Friday, January 2, 2009
I have visited the Chi Lin Nunnery in Diamond Hill, Kowloon a few times before and it's a beautiful contrast to the fast pace of Hong Kong.
Nestled among tall apartment blocks, busy highways and shopping malls is a Buddhist temple built in Tang Dynasty architecture.
It cost billions of Hong Kong dollars to build, mostly raised by the help of Canto-pop stars and not a single nail was used in its construction.
It consists of a series of buildings, and inside are statues of Sakyamuni Buddha, the goddess of Mercy Guanyin and several other bodhisattvas.
We managed to go into the area where Sakyamuni sits in gold leaf before it closed for the day.
And if the statues and buildings can't create a tranquil atmosphere, the surrounding greenery does.
The pine trees and bonsai are lovingly manicured, flowers blooming at their best and not a weed in sight.
But even more impressive is the giant garden north of the nunnery. A winding path leads visitors to a pond with perhaps hundreds of Japanese koi over a foot long each, more pine trees, and flowers coaxed to bloom in Hong Kong's winter.
We all can't help but take lots of pictures. It's the ideal place for wedding pictures, but I was told later that even though the gardens are public land -- the Hong Kong government leases the land to the nunnery for HK$1 per year -- the nunnery runs the gardens and has strict rules when it comes to capturing the gardens on film, or digitally.

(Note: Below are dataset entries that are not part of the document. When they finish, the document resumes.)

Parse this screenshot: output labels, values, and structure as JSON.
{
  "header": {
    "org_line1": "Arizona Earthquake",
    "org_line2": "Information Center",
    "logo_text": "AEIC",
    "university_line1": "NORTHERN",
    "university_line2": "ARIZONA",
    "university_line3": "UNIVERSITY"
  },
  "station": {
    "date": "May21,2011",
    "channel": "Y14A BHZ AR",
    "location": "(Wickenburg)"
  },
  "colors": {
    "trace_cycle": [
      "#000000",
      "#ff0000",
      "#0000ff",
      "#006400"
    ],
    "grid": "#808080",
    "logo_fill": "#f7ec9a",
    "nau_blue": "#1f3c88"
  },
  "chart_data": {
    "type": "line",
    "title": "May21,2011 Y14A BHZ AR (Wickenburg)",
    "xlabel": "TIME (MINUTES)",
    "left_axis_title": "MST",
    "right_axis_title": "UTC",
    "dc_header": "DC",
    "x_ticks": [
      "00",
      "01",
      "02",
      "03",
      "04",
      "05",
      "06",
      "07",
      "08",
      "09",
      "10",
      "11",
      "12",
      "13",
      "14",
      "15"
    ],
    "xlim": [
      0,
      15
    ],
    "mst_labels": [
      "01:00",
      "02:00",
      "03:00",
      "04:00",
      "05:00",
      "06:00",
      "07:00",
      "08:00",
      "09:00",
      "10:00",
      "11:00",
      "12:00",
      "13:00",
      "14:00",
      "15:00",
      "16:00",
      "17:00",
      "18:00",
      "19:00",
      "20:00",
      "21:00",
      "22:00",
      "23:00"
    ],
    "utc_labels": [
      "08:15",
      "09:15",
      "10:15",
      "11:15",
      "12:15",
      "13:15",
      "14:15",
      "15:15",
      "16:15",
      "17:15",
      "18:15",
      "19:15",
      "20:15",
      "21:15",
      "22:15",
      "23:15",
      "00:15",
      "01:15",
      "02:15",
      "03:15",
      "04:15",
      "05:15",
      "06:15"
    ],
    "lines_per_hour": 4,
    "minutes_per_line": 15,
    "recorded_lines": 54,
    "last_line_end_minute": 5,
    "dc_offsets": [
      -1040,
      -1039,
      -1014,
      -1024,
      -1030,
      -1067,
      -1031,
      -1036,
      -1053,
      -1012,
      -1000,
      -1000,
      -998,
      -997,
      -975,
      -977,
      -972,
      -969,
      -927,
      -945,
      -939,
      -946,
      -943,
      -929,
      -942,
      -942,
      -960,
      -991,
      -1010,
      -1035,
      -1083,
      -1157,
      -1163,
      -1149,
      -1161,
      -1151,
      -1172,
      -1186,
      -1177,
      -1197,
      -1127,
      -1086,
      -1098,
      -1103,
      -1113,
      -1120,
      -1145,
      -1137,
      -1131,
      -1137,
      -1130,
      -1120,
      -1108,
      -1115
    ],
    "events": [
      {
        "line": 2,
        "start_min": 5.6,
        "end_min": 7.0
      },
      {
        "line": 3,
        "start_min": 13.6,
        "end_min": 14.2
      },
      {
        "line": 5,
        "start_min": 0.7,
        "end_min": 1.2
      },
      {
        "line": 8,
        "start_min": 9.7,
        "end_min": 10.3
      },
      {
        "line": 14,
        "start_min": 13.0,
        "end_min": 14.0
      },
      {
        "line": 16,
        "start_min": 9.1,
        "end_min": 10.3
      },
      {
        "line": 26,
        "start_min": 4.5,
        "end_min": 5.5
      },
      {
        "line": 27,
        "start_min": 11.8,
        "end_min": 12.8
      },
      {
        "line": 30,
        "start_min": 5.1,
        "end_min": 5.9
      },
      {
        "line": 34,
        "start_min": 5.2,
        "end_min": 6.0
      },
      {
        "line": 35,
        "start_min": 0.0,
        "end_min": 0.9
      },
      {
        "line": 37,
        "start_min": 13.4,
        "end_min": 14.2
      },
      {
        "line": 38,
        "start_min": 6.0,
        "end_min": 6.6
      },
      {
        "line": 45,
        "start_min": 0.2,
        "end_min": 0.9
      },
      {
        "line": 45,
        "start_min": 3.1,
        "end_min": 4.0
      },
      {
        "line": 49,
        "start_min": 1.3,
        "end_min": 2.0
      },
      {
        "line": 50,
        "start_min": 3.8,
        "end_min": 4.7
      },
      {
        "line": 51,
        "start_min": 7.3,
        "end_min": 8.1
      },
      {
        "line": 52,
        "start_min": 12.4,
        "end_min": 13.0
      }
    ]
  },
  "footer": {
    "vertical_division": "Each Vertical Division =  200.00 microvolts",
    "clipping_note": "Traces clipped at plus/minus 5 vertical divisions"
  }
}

No wedding pictures are allowed or posing with toys or signs that may taint the garden's prisitine look. At one point, my cousin was thirsty and drank from a box drink, but was politely warned by a security guy that no eating or drinking was allowed.
In the middle of the park is a teahouse that offers expensive pots of tea (around HK$300) for visitors to sip while savouring the view.
I was told that while the garden was being constructed, trees from parts of China were used, but were taken first to Guangdong for acclimatization before they were planted in Hong Kong.
Despite the garden's stern rules, it's a wonderful, tranquil place in busy Kowloon that makes you stop and appreciate the natural things in life that are, naturally beautiful.